En su condición de sunitas, los sauditas están espantados del empuje chiíta, no tanto por su poderío militar, aunque ello no es de descartar, sino como por su influencia religiosa.
Los sauditas no toleran la irrupción de los chiítas en zonas históricamente sunitas. Por ejemplo, en el Sinaí y en la Franja de Gaza, donde apenas hay varios centenares o millares de chiítas, que antes nunca hubo, y que ahora se sienten atraídos por esa doctrina. Cabe agregar, que en Gaza Hamás no permite a los chiítas manifestarse, y más de una vez los recibió a golpes en sus cárceles.
En Siria, los sauditas desean establecer un Gobierno afín, aunque, en contra de lo que podría parecer a primera vista, no están jugando la carta de los Hermanos Musulmanes. No quieren repetir esa experiencia porque consideran que el caso egipcio de la Hermandad fue un fracaso para sus intereses. Aspiran a un islam menos comprometido y más maleable, un islam sin aspiraciones políticas, de tipo salafista.
En Líbano, los sauditas se quejan de lo mismo, es decir, en primer lugar de las conversiones de sunitas al chiísmo. Además, Hezbolá es una grave y fuerte espina clavada en la carne saudita en particular, y en la sunita en general, de ahí que la dirigencia de Riad trate de impulsar la comunidad sunita libanesa por todos los medios, especialmente a través de continuas inyecciones de capital, tal como Irán hace con Hezbolá.
Esta realidad también podría producir efectos secundarios, sino primarios, en las tratativas entre Israel y la Autoridad Palestina.

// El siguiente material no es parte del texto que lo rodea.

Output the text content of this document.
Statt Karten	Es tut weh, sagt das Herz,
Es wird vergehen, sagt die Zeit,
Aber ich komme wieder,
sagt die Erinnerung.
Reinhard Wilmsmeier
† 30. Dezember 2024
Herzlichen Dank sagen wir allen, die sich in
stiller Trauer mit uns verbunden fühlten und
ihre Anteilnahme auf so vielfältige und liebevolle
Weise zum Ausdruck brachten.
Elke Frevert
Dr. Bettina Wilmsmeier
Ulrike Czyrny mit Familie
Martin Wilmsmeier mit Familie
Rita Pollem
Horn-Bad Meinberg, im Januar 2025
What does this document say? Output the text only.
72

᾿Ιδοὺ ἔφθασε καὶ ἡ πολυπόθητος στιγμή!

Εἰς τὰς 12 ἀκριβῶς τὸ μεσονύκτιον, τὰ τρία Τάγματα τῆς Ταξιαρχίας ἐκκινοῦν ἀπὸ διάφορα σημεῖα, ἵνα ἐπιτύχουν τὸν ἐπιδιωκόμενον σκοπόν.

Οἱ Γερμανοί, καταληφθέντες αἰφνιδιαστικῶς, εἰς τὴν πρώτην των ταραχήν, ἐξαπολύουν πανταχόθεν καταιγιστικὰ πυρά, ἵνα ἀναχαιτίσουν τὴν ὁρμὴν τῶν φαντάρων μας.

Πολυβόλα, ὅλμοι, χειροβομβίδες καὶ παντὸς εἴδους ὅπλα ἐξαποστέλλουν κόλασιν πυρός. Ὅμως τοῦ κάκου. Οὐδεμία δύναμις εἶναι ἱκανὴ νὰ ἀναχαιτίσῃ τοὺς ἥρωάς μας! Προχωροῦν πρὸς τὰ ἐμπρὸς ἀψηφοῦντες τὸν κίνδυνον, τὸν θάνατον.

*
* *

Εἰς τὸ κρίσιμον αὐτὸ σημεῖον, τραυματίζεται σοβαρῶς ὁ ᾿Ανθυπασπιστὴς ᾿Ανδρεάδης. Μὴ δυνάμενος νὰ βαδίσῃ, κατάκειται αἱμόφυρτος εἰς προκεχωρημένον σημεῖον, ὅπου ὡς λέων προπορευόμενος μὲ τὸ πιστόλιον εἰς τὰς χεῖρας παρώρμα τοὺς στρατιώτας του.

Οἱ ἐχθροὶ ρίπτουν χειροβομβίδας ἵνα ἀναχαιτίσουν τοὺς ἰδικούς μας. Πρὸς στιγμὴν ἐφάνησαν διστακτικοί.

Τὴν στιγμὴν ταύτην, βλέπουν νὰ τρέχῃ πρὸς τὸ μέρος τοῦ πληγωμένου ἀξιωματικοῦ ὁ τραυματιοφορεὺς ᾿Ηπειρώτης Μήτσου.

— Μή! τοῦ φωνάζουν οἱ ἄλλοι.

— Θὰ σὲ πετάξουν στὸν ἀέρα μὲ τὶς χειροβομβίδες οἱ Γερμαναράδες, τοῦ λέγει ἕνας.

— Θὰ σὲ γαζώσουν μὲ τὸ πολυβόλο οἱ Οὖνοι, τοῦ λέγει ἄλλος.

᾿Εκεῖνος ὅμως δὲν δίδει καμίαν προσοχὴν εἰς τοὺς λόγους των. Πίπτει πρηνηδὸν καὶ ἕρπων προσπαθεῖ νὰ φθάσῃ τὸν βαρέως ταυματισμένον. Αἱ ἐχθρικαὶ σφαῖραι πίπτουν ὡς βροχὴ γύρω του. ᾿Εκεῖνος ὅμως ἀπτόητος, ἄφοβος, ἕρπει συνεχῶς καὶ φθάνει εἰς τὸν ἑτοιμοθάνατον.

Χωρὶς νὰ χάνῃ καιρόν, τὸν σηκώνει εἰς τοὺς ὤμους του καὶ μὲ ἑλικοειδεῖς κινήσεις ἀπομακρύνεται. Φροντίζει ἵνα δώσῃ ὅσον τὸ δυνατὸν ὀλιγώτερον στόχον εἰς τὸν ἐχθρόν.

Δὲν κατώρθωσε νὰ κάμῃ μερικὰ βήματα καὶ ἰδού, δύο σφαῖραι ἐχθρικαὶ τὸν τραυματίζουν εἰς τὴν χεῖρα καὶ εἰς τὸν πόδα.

No sorprendería a nadie que la influencia saudita se convierta en un factor importante en las negociaciones para no permitir su fracaso.
Tampoco sería descabellado suponer una nueva iniciativa saudita de paz «retocada» que se afine más a las aspiraciones de Israel.
Churchill decía que vale mucho la pena conocer al enemigo; entre otras cosas por la posibilidad de que algún día se convierta en aliado.